Cruising along between the shorelines, they approached the bridge at about fifty feet above the water. It was a comfortable altitude for flying under the span which pilot Bob liked to do. As a matter of fact, each time he flew down the res, he made it a point to pass under the bridge. It was an acquired habit.


This morning was a little different, perched on the bridge’s top guardrail at about mid span, sat a Bald Eagle. Keen to keeping an eye on his distance to the water below pilot Bob hadn’t yet spotted the bird, but his passenger Cupcake had. The closer they got the more agitated the passenger in front became. Cupcake had never scored an Eagle; various varieties of chickens and geese but never an Eagle. He hadn’t been this close to one ever. It soon became obvious to pilot Bob something untidy happened up in the front seat. Just as they were about to pass under the bridge the Eagle took to flight, plummeting in a near vertical dive for the water’s surface. And, likewise, so did Cupcake. The dog had wiggled and twisted himself free of the harness and took to the air in pursuit of the bird. It was a short free fall to the water as pilot Bob watched in disbelief. Cupcake, his teeth gnashing at the air, nose-dived after his prey. After a brief splash onto the surface, the big bird pulled up fast with a fish gripped in its talons, just as Cupcake plunged into the water not far behind. The Eagle, accompanied with dinner, flew west. Cupcake, after surfacing, swam ashore to continue his chase.

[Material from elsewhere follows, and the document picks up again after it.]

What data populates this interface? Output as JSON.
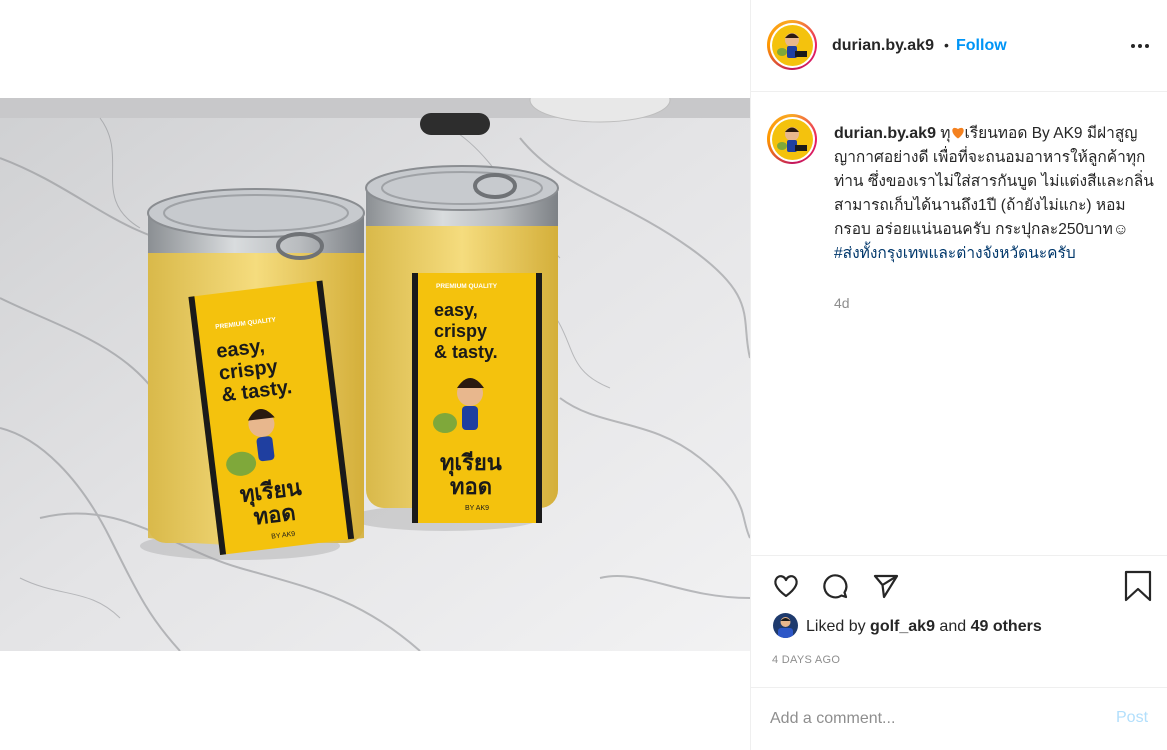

Pilot Bob circled back and the last he saw, Cupcake was still in quest of the Eagle who appeared headed for the border. The Canadian Eskimo dog never returned to Poverty Flats or Montana. He cared nothing about riding in airplanes; it was unnatural.

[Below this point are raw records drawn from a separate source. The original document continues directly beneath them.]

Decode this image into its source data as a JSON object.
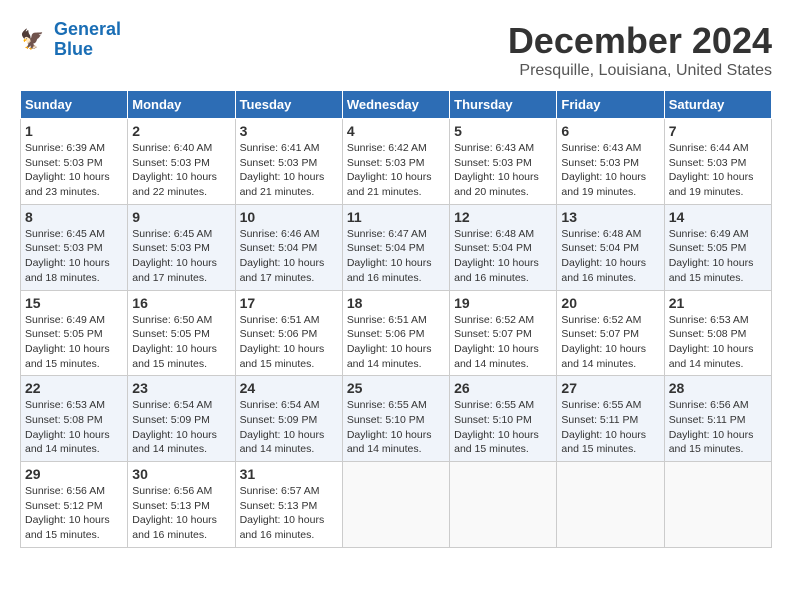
{
  "logo": {
    "line1": "General",
    "line2": "Blue"
  },
  "title": "December 2024",
  "subtitle": "Presquille, Louisiana, United States",
  "headers": [
    "Sunday",
    "Monday",
    "Tuesday",
    "Wednesday",
    "Thursday",
    "Friday",
    "Saturday"
  ],
  "weeks": [
    [
      {
        "day": "1",
        "sunrise": "6:39 AM",
        "sunset": "5:03 PM",
        "daylight": "10 hours and 23 minutes."
      },
      {
        "day": "2",
        "sunrise": "6:40 AM",
        "sunset": "5:03 PM",
        "daylight": "10 hours and 22 minutes."
      },
      {
        "day": "3",
        "sunrise": "6:41 AM",
        "sunset": "5:03 PM",
        "daylight": "10 hours and 21 minutes."
      },
      {
        "day": "4",
        "sunrise": "6:42 AM",
        "sunset": "5:03 PM",
        "daylight": "10 hours and 21 minutes."
      },
      {
        "day": "5",
        "sunrise": "6:43 AM",
        "sunset": "5:03 PM",
        "daylight": "10 hours and 20 minutes."
      },
      {
        "day": "6",
        "sunrise": "6:43 AM",
        "sunset": "5:03 PM",
        "daylight": "10 hours and 19 minutes."
      },
      {
        "day": "7",
        "sunrise": "6:44 AM",
        "sunset": "5:03 PM",
        "daylight": "10 hours and 19 minutes."
      }
    ],
    [
      {
        "day": "8",
        "sunrise": "6:45 AM",
        "sunset": "5:03 PM",
        "daylight": "10 hours and 18 minutes."
      },
      {
        "day": "9",
        "sunrise": "6:45 AM",
        "sunset": "5:03 PM",
        "daylight": "10 hours and 17 minutes."
      },
      {
        "day": "10",
        "sunrise": "6:46 AM",
        "sunset": "5:04 PM",
        "daylight": "10 hours and 17 minutes."
      },
      {
        "day": "11",
        "sunrise": "6:47 AM",
        "sunset": "5:04 PM",
        "daylight": "10 hours and 16 minutes."
      },
      {
        "day": "12",
        "sunrise": "6:48 AM",
        "sunset": "5:04 PM",
        "daylight": "10 hours and 16 minutes."
      },
      {
        "day": "13",
        "sunrise": "6:48 AM",
        "sunset": "5:04 PM",
        "daylight": "10 hours and 16 minutes."
      },
      {
        "day": "14",
        "sunrise": "6:49 AM",
        "sunset": "5:05 PM",
        "daylight": "10 hours and 15 minutes."
      }
    ],
    [
      {
        "day": "15",
        "sunrise": "6:49 AM",
        "sunset": "5:05 PM",
        "daylight": "10 hours and 15 minutes."
      },
      {
        "day": "16",
        "sunrise": "6:50 AM",
        "sunset": "5:05 PM",
        "daylight": "10 hours and 15 minutes."
      },
      {
        "day": "17",
        "sunrise": "6:51 AM",
        "sunset": "5:06 PM",
        "daylight": "10 hours and 15 minutes."
      },
      {
        "day": "18",
        "sunrise": "6:51 AM",
        "sunset": "5:06 PM",
        "daylight": "10 hours and 14 minutes."
      },
      {
        "day": "19",
        "sunrise": "6:52 AM",
        "sunset": "5:07 PM",
        "daylight": "10 hours and 14 minutes."
      },
      {
        "day": "20",
        "sunrise": "6:52 AM",
        "sunset": "5:07 PM",
        "daylight": "10 hours and 14 minutes."
      },
      {
        "day": "21",
        "sunrise": "6:53 AM",
        "sunset": "5:08 PM",
        "daylight": "10 hours and 14 minutes."
      }
    ],
    [
      {
        "day": "22",
        "sunrise": "6:53 AM",
        "sunset": "5:08 PM",
        "daylight": "10 hours and 14 minutes."
      },
      {
        "day": "23",
        "sunrise": "6:54 AM",
        "sunset": "5:09 PM",
        "daylight": "10 hours and 14 minutes."
      },
      {
        "day": "24",
        "sunrise": "6:54 AM",
        "sunset": "5:09 PM",
        "daylight": "10 hours and 14 minutes."
      },
      {
        "day": "25",
        "sunrise": "6:55 AM",
        "sunset": "5:10 PM",
        "daylight": "10 hours and 14 minutes."
      },
      {
        "day": "26",
        "sunrise": "6:55 AM",
        "sunset": "5:10 PM",
        "daylight": "10 hours and 15 minutes."
      },
      {
        "day": "27",
        "sunrise": "6:55 AM",
        "sunset": "5:11 PM",
        "daylight": "10 hours and 15 minutes."
      },
      {
        "day": "28",
        "sunrise": "6:56 AM",
        "sunset": "5:11 PM",
        "daylight": "10 hours and 15 minutes."
      }
    ],
    [
      {
        "day": "29",
        "sunrise": "6:56 AM",
        "sunset": "5:12 PM",
        "daylight": "10 hours and 15 minutes."
      },
      {
        "day": "30",
        "sunrise": "6:56 AM",
        "sunset": "5:13 PM",
        "daylight": "10 hours and 16 minutes."
      },
      {
        "day": "31",
        "sunrise": "6:57 AM",
        "sunset": "5:13 PM",
        "daylight": "10 hours and 16 minutes."
      },
      null,
      null,
      null,
      null
    ]
  ],
  "labels": {
    "sunrise": "Sunrise:",
    "sunset": "Sunset:",
    "daylight": "Daylight:"
  }
}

Cupcake, having wandered into Montana by accident, found an array of scents and flavors there he had never experienced. It was a wonderland. It was a cafeteria. It was a buffet. It was a place where animals mixed and mingled without want or need. It was Neverland.


The Canadian Eskimo dog formerly known as Cupcake eventually found his way to Ashton, Idaho. It is the home of the first American Dog Derby which was held in1917 and still an annual event. He was reunited there with the life he knew in the world of sled dogs. It wasn’t Neverland, but it was a place he was happy to be and a place happy to have him.